Alte Dielenbretter aufarbeiten




Hallo an die Experten,

bei der Rekonstruktion meines Fachwerkhauses ( ca. 200 Jahre alt) wurden aus der unteren Etage die Dielenbretter ( 30 mm stark) geborgen. Diese sollen nun auf dem im Ausbau befindlichen Dachboden neu eingebaut werden.
Nun das Problem, auf den Brettern sind mehrere Lack-
schichten.
Welche Methode könnte man verwenden die Oberfläche wieder ansehnlich zu machen ?
1. Die Mühselige vor dem Einbau alles Abschleifen ( 70 qm ).
2. Die untere Seite abrichten und als neue Fläche nutzen.
3. Zu versuchen die Lackschichten mit der Abrichte abzunehmen, falls die Hobelmesser das vertragen sollten.

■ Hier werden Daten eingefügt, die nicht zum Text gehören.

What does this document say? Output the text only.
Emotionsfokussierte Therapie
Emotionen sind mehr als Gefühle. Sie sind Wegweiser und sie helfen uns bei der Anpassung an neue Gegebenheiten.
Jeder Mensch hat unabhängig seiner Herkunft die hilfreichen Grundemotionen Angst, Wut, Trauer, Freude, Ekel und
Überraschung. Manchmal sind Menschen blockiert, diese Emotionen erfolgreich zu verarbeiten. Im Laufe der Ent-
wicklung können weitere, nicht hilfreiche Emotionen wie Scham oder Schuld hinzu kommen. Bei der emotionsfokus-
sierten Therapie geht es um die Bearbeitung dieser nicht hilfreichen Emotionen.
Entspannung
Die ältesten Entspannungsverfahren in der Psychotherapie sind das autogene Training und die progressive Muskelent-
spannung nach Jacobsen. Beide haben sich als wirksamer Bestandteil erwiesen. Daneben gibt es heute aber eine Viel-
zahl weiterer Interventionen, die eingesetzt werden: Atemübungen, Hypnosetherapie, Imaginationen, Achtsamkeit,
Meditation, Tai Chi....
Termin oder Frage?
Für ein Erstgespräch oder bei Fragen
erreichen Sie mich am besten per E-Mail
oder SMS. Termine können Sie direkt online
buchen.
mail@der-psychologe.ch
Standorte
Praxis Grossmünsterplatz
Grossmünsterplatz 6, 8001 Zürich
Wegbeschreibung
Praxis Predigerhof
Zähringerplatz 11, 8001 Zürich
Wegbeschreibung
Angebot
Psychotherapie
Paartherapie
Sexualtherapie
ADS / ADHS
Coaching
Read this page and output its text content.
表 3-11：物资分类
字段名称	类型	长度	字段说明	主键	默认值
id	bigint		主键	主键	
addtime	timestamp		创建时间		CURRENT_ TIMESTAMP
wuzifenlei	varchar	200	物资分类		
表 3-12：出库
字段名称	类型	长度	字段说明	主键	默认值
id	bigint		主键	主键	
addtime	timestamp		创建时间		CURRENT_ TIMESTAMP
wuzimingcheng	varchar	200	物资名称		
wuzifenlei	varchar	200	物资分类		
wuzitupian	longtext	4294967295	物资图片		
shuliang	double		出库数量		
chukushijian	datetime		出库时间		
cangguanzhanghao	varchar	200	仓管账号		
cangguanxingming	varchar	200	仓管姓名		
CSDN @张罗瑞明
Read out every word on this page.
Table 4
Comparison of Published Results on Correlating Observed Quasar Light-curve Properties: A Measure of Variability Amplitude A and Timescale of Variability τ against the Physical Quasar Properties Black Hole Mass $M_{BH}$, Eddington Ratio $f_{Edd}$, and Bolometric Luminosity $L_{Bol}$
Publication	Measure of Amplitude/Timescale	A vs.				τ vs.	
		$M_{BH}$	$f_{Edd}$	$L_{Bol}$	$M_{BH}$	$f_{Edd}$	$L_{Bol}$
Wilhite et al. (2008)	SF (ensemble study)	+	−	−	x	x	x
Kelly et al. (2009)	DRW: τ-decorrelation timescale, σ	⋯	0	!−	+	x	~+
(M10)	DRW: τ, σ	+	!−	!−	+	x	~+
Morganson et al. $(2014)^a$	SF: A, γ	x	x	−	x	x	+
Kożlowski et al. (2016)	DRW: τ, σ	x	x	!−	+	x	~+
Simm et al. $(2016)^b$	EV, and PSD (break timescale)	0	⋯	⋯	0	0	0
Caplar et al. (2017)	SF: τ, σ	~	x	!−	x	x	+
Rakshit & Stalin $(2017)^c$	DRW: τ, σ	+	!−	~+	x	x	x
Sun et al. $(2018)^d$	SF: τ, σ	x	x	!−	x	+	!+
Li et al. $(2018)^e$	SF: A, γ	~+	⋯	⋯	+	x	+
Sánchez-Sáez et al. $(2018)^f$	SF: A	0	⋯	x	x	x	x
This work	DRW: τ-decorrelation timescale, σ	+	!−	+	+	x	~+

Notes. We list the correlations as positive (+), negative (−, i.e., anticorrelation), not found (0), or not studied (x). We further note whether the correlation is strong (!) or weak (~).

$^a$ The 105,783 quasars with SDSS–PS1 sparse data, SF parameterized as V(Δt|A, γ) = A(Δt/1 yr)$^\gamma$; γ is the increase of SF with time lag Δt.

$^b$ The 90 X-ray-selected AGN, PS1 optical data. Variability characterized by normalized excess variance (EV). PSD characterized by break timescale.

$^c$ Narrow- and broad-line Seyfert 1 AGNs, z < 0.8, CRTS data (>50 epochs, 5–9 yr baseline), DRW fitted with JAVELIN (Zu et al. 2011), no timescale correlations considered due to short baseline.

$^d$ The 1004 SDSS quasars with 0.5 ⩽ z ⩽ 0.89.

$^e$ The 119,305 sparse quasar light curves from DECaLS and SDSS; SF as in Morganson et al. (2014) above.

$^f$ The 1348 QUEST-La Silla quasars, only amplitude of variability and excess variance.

Wer hat damit Erfahrungen bzw. eine Idee ?

Grüße aus der Prignitz

dmin



Dielen, die II.



Wenn die Dielen von guter Qualität sind, die den Bearbeitungsaufwand rechtfertigen (heißt: jede Diele überprüfen):
1. nein, oder in Verbindung mit einem Zen-Retreat
2. im Prinzip machbar, allerdings haben die Bretter immer eine linke und eine rechte Seite, die je nach Einschnitt am Stamm nach oben oder unten schüsselt beim Trocknen. Es wird zwar bei Altholz keine große Rolle spielen, aber wenn die Dielen fachgerecht verlegt worden sind, liegt die "hohle" Seite immer unten und sollte auch nicht gedreht werden.
3. im Prinzip machbar. Freut den Schreiner nicht, weil er hohen Verschleiß am Hobelmessser hat. Entscheidend ist, ob Sie ihm garantieren können, das die Bretter zu 100% nagel- und schrauben- und sonstwie metallffrei sind.

Grundsätzlich lohnt sich ein solcher Aufwand finanziell nur bei sehr gutem Altmaterial. Aber bei 30mm bleiben hoffentlich noch 22-24mm übrig. Alles andere ist nicht mehr ernsthaft als Diele zu verwenden.



Der Aufwand...



...lohnt sich finanziell absolut nicht.

Aber wenn Sie das als Hobby begreifen wollen:
-neu besäumen
-neu nuten, Fremdfeder herstellen
-Verlegen
-im eingebauten Zustand schleifen
-zahlreiche Schadstellen kitten, weiterschleifen...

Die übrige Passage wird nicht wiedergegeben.